Il pellets non è altro che un materiale ottenuto sottoponendo ad un’altissima pressione gli scarti di legno prodotti da segherie, falegnamerie ed altre attività connesse alla lavorazione e alla trasformazione del legno. Pertanto, nelle stufe alimentate con pellets, anche se si utilizza una tecnica di combustione più avanzata, il processo di combustione è del tutto analogo a quello degli altri impianti alimentati con combustibile solido (es.: stufe a legna tradizionali). Per fare in modo che il processo di combustione avvenga in condizioni ottimali ed al fine di evitare la formazione di monossido di carbonio è necessario che:

  • il locale in cui è collocata la stufa a pellets abbia una presa d’aria esterna appositamente realizzata che garantisca il ripristino dell’aria consumata per la combustione. E’ anche possibile prelevare l’aria direttamente dall’esterno attraverso una tubazione collegata alla stufa stessa;
  • sia garantito l’allontanamento dall’ambiente dei fumi di combustione mediante un’idonea canna fumaria.

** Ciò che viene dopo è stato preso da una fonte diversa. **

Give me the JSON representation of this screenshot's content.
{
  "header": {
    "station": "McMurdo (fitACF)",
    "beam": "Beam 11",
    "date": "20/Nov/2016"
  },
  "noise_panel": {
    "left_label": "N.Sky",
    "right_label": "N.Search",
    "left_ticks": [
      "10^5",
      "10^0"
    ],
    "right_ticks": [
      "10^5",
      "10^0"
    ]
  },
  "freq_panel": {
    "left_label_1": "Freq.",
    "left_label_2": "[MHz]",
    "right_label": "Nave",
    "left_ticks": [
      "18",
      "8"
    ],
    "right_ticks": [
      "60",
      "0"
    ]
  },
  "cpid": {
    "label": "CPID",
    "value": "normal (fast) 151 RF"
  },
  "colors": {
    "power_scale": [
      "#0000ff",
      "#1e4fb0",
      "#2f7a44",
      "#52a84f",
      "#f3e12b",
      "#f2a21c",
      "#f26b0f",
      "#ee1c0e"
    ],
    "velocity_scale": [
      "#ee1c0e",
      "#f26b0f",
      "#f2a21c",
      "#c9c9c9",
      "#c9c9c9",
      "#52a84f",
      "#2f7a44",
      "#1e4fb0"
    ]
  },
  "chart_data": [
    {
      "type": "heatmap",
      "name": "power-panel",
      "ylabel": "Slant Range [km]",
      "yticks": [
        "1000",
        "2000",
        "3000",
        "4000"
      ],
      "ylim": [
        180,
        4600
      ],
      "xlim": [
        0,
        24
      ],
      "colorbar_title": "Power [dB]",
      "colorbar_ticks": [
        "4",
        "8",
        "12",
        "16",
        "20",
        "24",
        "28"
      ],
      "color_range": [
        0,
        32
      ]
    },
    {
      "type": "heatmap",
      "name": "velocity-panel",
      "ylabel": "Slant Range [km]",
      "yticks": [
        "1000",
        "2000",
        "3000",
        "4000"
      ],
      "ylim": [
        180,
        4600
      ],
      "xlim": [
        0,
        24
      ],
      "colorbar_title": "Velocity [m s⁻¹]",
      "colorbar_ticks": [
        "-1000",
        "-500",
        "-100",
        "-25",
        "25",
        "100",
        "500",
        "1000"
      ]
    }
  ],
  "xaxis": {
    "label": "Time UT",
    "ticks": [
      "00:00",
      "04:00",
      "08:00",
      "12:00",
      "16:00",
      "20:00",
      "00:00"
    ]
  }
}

In commercio vi sono alcuni modelli di stufe a pellets dotate di post-combustore che, in teoria, dovrebbe ridurre ulteriormente le quantità di CO prodotte.

Se la stufa a pellet non è installata a regola d’arte ovvero se non viene sottoposta a controlli periodici di manutenzione, analogamente a quanto succede per gli altri impianti termici domestici, non si può escludere un suo malfunzionamento e quindi anche la produzione di quantità pericolose di CO. La raccomandazione è di far installare la stufa da personale qualificato, nel rispetto delle norme previste per l’installazione (tra cui le norme UNI 10638/05 specifiche per gli impianti che utilizzano la legna o combustibili solidi), evitando il “fai da te” e facendo effettuare interventi di manutenzione che ne garantiscano il corretto funzionamento.

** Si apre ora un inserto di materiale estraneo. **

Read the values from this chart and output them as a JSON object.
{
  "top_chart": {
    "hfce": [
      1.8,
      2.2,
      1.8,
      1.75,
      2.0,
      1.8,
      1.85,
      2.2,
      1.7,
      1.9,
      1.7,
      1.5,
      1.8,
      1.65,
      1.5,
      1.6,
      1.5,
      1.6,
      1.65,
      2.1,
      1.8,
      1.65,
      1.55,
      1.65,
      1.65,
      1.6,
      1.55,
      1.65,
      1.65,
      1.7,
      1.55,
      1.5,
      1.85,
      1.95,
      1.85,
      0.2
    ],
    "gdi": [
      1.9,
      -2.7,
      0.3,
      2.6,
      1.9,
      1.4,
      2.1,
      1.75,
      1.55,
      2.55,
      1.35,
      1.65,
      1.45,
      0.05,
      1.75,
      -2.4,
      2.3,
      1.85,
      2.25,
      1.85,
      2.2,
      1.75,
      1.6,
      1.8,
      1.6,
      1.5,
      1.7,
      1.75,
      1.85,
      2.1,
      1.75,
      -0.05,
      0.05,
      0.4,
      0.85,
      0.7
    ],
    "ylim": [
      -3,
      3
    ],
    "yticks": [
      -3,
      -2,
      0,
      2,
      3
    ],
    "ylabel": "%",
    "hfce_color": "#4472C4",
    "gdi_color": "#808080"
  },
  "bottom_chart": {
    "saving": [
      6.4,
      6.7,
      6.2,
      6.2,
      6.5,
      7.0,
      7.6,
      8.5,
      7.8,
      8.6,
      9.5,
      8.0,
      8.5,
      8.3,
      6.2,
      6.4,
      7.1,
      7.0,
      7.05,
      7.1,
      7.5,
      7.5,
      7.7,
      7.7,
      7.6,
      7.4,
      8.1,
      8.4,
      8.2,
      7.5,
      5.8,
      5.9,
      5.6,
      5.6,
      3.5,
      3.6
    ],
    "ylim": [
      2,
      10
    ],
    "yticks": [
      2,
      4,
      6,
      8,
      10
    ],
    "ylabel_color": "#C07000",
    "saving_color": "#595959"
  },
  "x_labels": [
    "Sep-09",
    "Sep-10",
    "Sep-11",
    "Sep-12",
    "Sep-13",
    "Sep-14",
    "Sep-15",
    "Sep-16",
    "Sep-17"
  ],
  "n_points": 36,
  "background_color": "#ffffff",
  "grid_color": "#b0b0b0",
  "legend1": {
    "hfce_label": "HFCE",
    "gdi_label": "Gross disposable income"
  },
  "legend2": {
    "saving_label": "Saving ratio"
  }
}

Si rammenta che la stufa a pellet funziona per tiraggio forzato, in quanto i fumi prodotti nella camera di combustione, che possono raggiungere temperature di 200/300 °C , vengono espulsi da un ventilatore elettrico.

Le norme di sicurezza impongono di predisporre un condotto o comignolo per realizzare un processo di tiraggio naturale così da rendere la stufa indipendente dalla rete elettrica, in caso di blackout o malfunzionamenti al quadro elettrico.

Tale installazione è semplificata poiché l’evacuazione dei prodotti della combustione avviene mediante un tubo di 8 cm da installare a tetto in base alla normativa UNI 10638 (tale norma vieta, dal 2012, gli scarichi a parete).